Danny Meyer wasn’t always able to convey a sense of sprezzatura in the restaurants he’s created. That ability to make the difficult look easy—well, that took some time for the Shake Shack founder and restaurateur.
“A new restaurant doesn’t get good until it gets broken in,” Meyer said. “The way you scale it, which is not easy, is to hire people whose greatest joy and pleasure is to make other people feel better.”
Meyer, a native St. Louisan and CEO of New York-based Union Square Hospitality Group, took the WashU Olin stage today for “At the Table: Chef as Artist and Executive,” a standing-room-only event that kicked off the school’s new minor in the business of the arts.
Meyer began the program with a one-on-one conversation with Olin’s Peter Boumgarden, professor of practice, strategy and organizations.

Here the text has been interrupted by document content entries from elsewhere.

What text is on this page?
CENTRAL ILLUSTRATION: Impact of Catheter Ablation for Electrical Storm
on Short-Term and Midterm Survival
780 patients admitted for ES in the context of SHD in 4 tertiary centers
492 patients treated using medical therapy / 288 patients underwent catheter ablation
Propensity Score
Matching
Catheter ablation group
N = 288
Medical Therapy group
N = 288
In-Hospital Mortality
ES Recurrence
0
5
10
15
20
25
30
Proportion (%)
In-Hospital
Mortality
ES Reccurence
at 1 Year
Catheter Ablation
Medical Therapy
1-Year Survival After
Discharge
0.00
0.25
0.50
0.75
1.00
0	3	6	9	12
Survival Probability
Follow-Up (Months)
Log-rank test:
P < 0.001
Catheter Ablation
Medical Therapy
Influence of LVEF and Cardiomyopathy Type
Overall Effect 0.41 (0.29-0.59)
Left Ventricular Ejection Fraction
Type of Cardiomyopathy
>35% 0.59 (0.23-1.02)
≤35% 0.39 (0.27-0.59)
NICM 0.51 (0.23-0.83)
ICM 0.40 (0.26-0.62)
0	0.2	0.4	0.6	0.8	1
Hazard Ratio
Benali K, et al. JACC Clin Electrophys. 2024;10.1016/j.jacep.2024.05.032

Later, Boumgarden moderated the discussion with a quartet of celebrity chefs and restaurateurs—including Meyer—who confessed the learnings they gained in their careers.

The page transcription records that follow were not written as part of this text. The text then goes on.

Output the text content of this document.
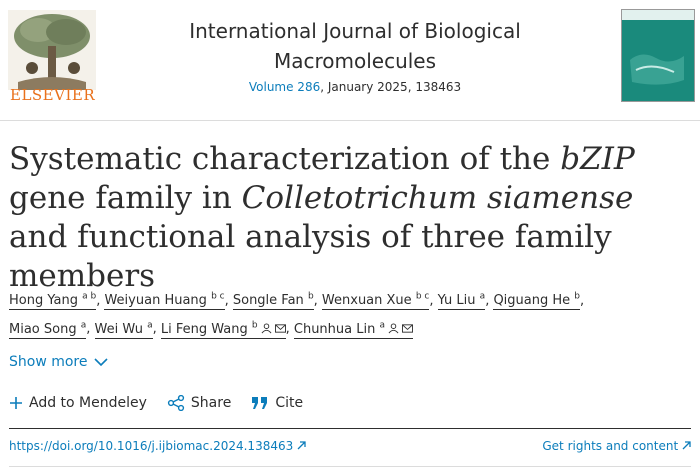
ELSEVIER
International Journal of Biological
Macromolecules
Volume 286, January 2025, 138463
Systematic characterization of the bZIP gene family in Colletotrichum siamense and functional analysis of three family members
Hong Yang $^{a b}$, Weiyuan Huang $^{b c}$, Songle Fan $^b$, Wenxuan Xue $^{b c}$, Yu Liu $^a$, Qiguang He $^b$,
Miao Song $^a$, Wei Wu $^a$, Li Feng Wang $^b$ , Chunhua Lin $^a$
Show more
Add to Mendeley	Share	Cite
https://doi.org/10.1016/j.ijbiomac.2024.138463	Get rights and content
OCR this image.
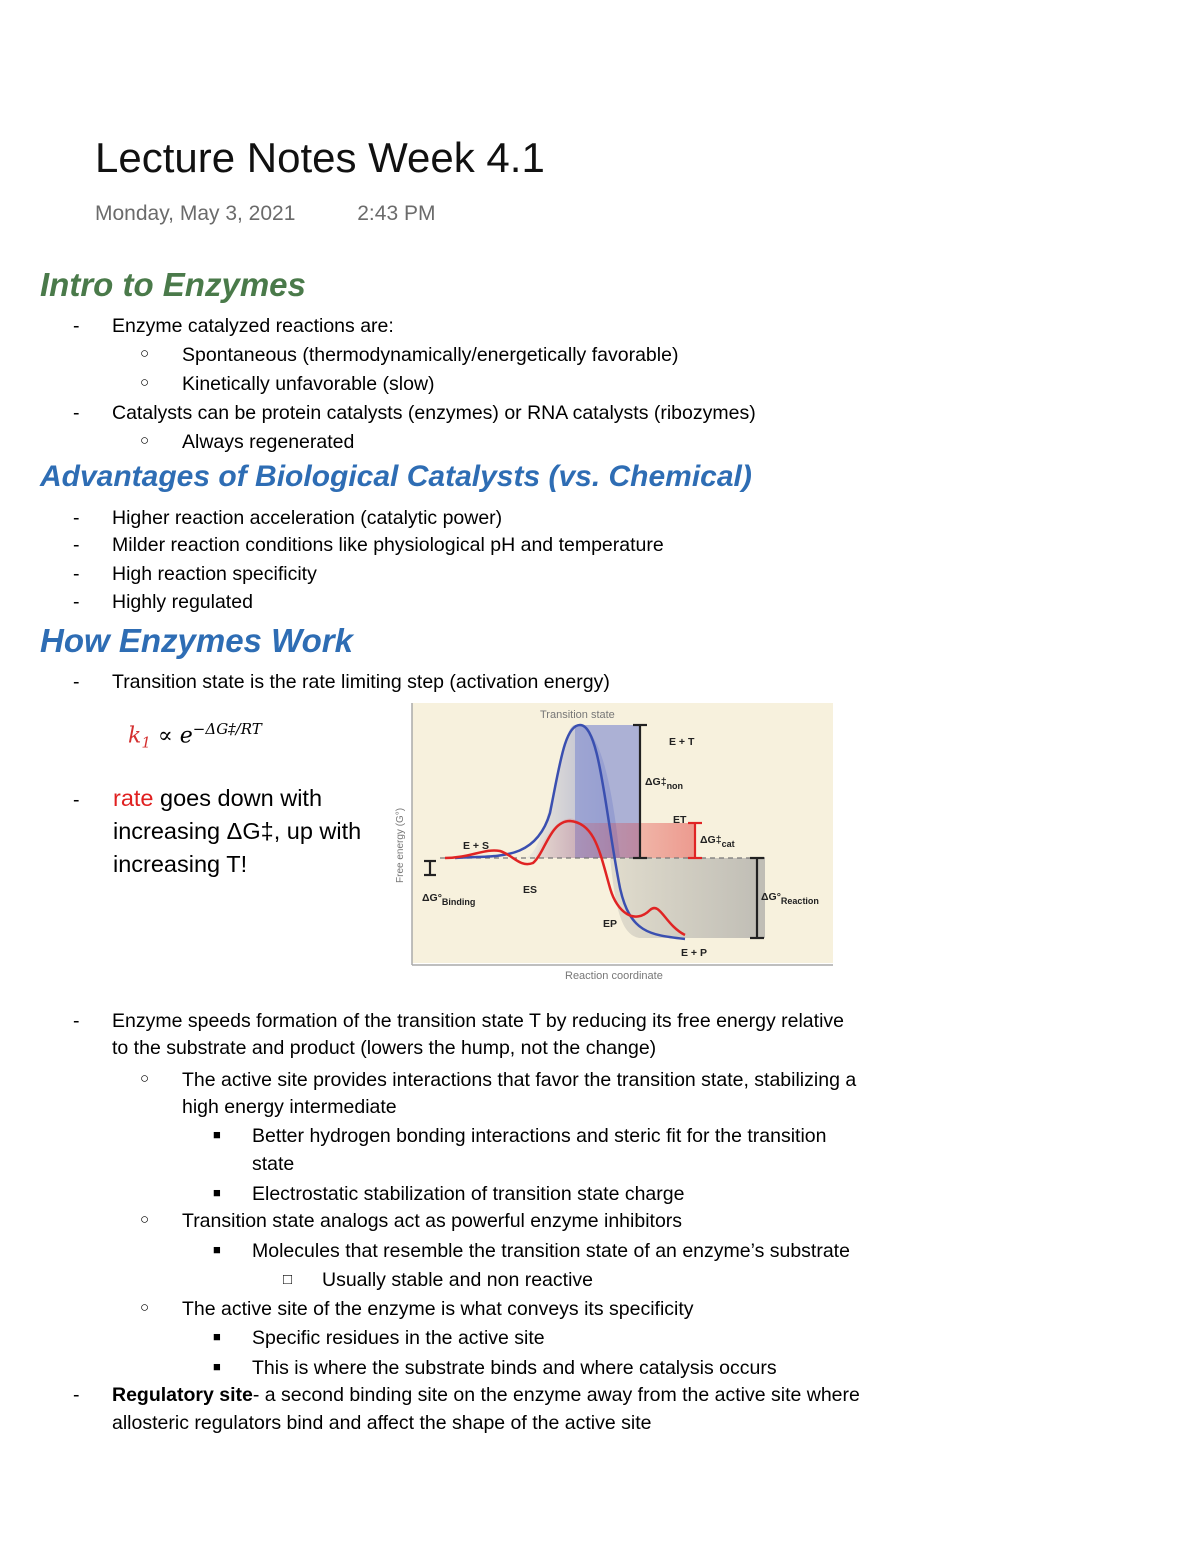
Lecture Notes Week 4.1
Monday, May 3, 2021	2:43 PM
Intro to Enzymes
- Enzyme catalyzed reactions are:
○ Spontaneous (thermodynamically/energetically favorable)
○ Kinetically unfavorable (slow)
- Catalysts can be protein catalysts (enzymes) or RNA catalysts (ribozymes)
○ Always regenerated
Advantages of Biological Catalysts (vs. Chemical)
- Higher reaction acceleration (catalytic power)
- Milder reaction conditions like physiological pH and temperature
- High reaction specificity
- Highly regulated
How Enzymes Work
- Transition state is the rate limiting step (activation energy)
$k_1 \propto e^{-\Delta G\ddagger/RT}$
- rate goes down with
increasing ΔG‡, up with
increasing T!
Transition state
E + T
ΔG‡non
ET
ΔG‡cat
E + S
ES
ΔG°Binding
EP
E + P
ΔG°Reaction
Free energy (G°)
Reaction coordinate
- Enzyme speeds formation of the transition state T by reducing its free energy relative
to the substrate and product (lowers the hump, not the change)
○ The active site provides interactions that favor the transition state, stabilizing a
high energy intermediate
■ Better hydrogen bonding interactions and steric fit for the transition
state
■ Electrostatic stabilization of transition state charge
○ Transition state analogs act as powerful enzyme inhibitors
■ Molecules that resemble the transition state of an enzyme’s substrate
□ Usually stable and non reactive
○ The active site of the enzyme is what conveys its specificity
■ Specific residues in the active site
■ This is where the substrate binds and where catalysis occurs
- Regulatory site- a second binding site on the enzyme away from the active site where
allosteric regulators bind and affect the shape of the active site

They also promoted the need for business and arts to converge in order to promote the vision of chefs, painters, playwrights, singers and other creative souls.
The panel included Meyer and St. Louis-based restaurateurs Gerard Craft, James Beard award winning founder of Niche Food Group; Kevin Nashan, also a Beard award winner and founder of Sydney Street Cafe and Peacemaker; and Zoë Robinson, owner of St. Louis restaurants I Fratellini, Bar Les Frères and Billie-Jean.
The four spoke about the ways they’ve been inspired to create their restaurants and the importance of creating a culture within their companies that prioritizes employees, customers, the community and investors in a “virtuous cycle,” according to Meyer, whose restaurant group includes Gramercy Tavern, The Modern and Maialino.
Thursday’s event drew the restaurateurs into discussions about the global influences they’ve gained that have informed their restaurants and the challenge of tracking the evolving values of restaurant customers while maintaining profitability.
They also spoke plainly about why an artistic vision—even a great vision—dies without the savvy to get it commercialized.
“I really have had to learn how to be an executive second. I’m still learning,” Craft said. “Artists don’t want to talk about money, they don’t want to think about money, but at the end of the day, if you want to go on, you have to make money.”
The minor in the business of the arts launched this semester with six students—five of whom are students in the Sam Fox School. Rich Ritholz, BSBA ’84, and his wife, Linda, made the program possible with a $1 million donation announced in April 2018. At the time, he said his daughter’s experience inspired the program. She started as a Sam Fox fashion design student who quickly realized she needed business skills to make her vision come to life.
“This was really incredible. Just incredible. I couldn’t be more pleased,” Ritholz said after the morning’s event. “Now we just have to keep the momentum going. We want this minor to be all it can be, and that just means getting the word out.”
Meyer said a key ingredient for any new restaurant is the answer to one series of questions.
“What problem does this solve? Why does the world need it? What do we have to add to the dialogue around this topic?” he asked. A new restaurant might serve familiar food—but better than customers knew it could be prepared. “People are not willing to park quality or taste in the back lot,” but they still want fast, affordable food.
Pictured above: Moderator Peter Boumgarden with Gerard Craft, Kevin Nashan, Zoë Robinson and Danny Meyer.